De nombreuses propositions portent sur le financement de cette économie : créer un fonds mondial d’économie positive pour agir comme un investisseur de long terme contrat-cyclique au niveau mondial, « rediriger l’épargne et les investissements vers les activités positives », « favoriser le développement de la micro finance ».

Répondant à une demande croissante de financement non traditionnel des PME, le financement participatif (ou crowdfunding) et la micro finance sont encouragés à se développer, tandis que l’Europe s’empare de la réflexion sur un encadrement réglementaire, dans laquelle la France démontre son avance.

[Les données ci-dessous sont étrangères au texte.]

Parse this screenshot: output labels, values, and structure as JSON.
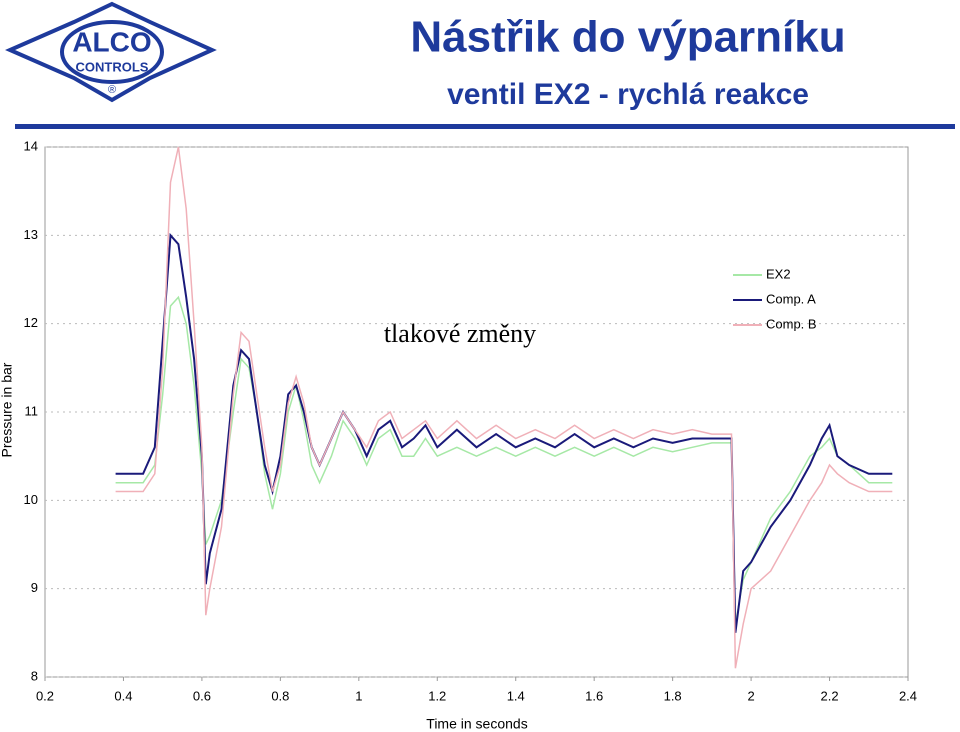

L’appel à une finance altruiste est lancé, soutenu par des références à des économistes illustres et libéraux comme Adam Smith, lequel écrivait, dans sa Théorie des sentiments moraux : « Aussi égoïste que l’homme puisse être supposé, il y a évidemment certains principes dans sa nature qui le conduise à s’intéresser à la fortune des autres et qui lui rendent nécessaires leur bonheur, quoique il n’en retire rien d’autres que le plaisir de les voir heureux ».

Le rapport Attali préconise notamment la mise en place de deux index de mesure du bonheur : « l’indicateur de positivité de l’économie » et le «Ease of doing positive economy » ou « indicateur de volonté d’un pays d’aller vers une économie positive ».

Est également évoquée la création d’une instance chargée de s’assurer de la prise en compte des intérêts des générations futures – un « Conseil du long terme » – nécessaire pour institutionnaliser le long terme au cœur du processus normatif national.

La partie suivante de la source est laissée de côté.